В каморке умирающего уже с минуту было тихо, тогда все поднялись и вышли на чердачную площадку. Снизу пришла пасторша Кноп, в полном облачении, со свечой в руке. Она молитвами провожала душу господина May в мир иной. Теперь, как ей и полагалось по чину, она открыла дверь. Госпожа May, сидевшая на полу возле покойного, взглянула им навстречу. Пасторша Кноп закрыла лицо господина May простыней. Простыня была короткая, и на ноги ее не хватило. Нелли, не в силах отвести глаз, смотрела на ноги трупа, а пасторша Кноп читала меж тем заупокойную молитву. Тебе, Господи, в неисповедимой благости Твоея...

Нелли долго мучил вопрос, чем же именно ноги мертвеца столь явно отличаются от ног живого.

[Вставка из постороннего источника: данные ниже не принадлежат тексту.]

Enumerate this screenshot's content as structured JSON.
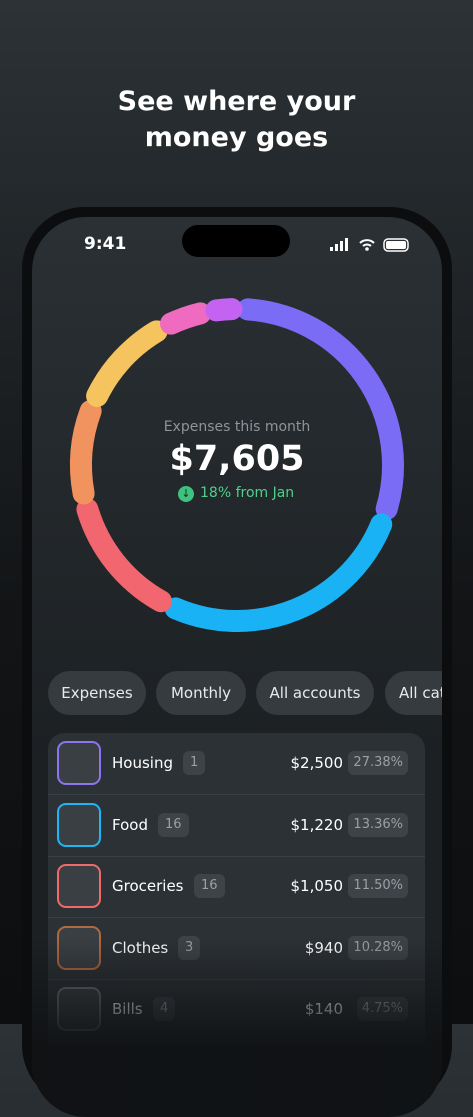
{
  "headline": [
    "See where your",
    "money goes"
  ],
  "status": {
    "time": "9:41"
  },
  "summary": {
    "label": "Expenses this month",
    "amount": "$7,605",
    "change": "18% from Jan"
  },
  "ring": [
    {
      "color": "#7b6cf6",
      "value": 28
    },
    {
      "color": "#19b3f5",
      "value": 25
    },
    {
      "color": "#f2666f",
      "value": 13
    },
    {
      "color": "#f0935f",
      "value": 9.5
    },
    {
      "color": "#f6c45e",
      "value": 10
    },
    {
      "color": "#ee6bbf",
      "value": 4.5
    },
    {
      "color": "#c463f2",
      "value": 3
    }
  ],
  "filters": [
    "Expenses",
    "Monthly",
    "All accounts",
    "All cat"
  ],
  "categories": [
    {
      "name": "Housing",
      "count": "1",
      "amount": "$2,500",
      "share": "27.38%",
      "color": "#8d74f0"
    },
    {
      "name": "Food",
      "count": "16",
      "amount": "$1,220",
      "share": "13.36%",
      "color": "#1fb6f5"
    },
    {
      "name": "Groceries",
      "count": "16",
      "amount": "$1,050",
      "share": "11.50%",
      "color": "#f06a6a"
    },
    {
      "name": "Clothes",
      "count": "3",
      "amount": "$940",
      "share": "10.28%",
      "color": "#b06a40"
    },
    {
      "name": "Bills",
      "count": "4",
      "amount": "$140",
      "share": "4.75%",
      "color": "#6a6f73"
    }
  ]
}
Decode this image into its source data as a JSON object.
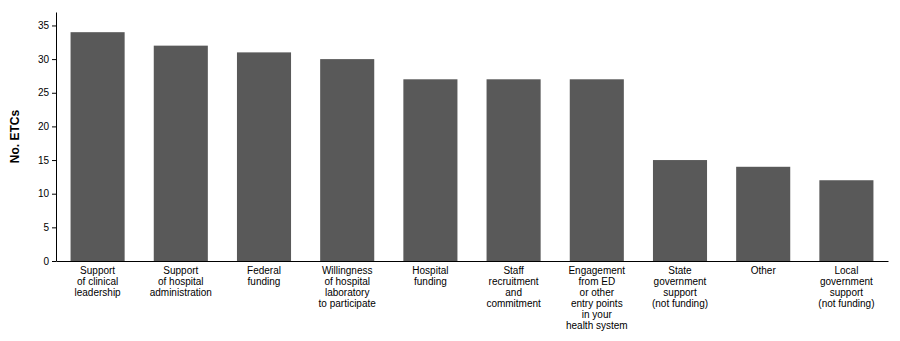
{
  "chart_data": {
    "type": "bar",
    "categories": [
      "Support\nof clinical\nleadership",
      "Support\nof hospital\nadministration",
      "Federal\nfunding",
      "Willingness\nof hospital\nlaboratory\nto participate",
      "Hospital\nfunding",
      "Staff\nrecruitment\nand\ncommitment",
      "Engagement\nfrom ED\nor other\nentry points\nin your\nhealth system",
      "State\ngovernment\nsupport\n(not funding)",
      "Other",
      "Local\ngovernment\nsupport\n(not funding)"
    ],
    "values": [
      34,
      32,
      31,
      30,
      27,
      27,
      27,
      15,
      14,
      12
    ],
    "color": "#595959",
    "ylabel": "No. ETCs",
    "ylim": [
      0,
      37
    ],
    "yticks": [
      0,
      5,
      10,
      15,
      20,
      25,
      30,
      35
    ],
    "grid": false
  }
}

И по сей день, когда ты в мыслях произносишь слово «смерть», перед глазами у тебя стоят косолапые восковые ступни мертвого господина May.

Человек скончался, выжил, живет — по каким признакам это распознается? О мертвых говорить нельзя. Для выживших, для уцелевших закрыта и перспектива и ретроспектива. Живые свободно распоряжаются прошлым и будущим. Своим опытом и теми выводами, которые он позволяет сделать.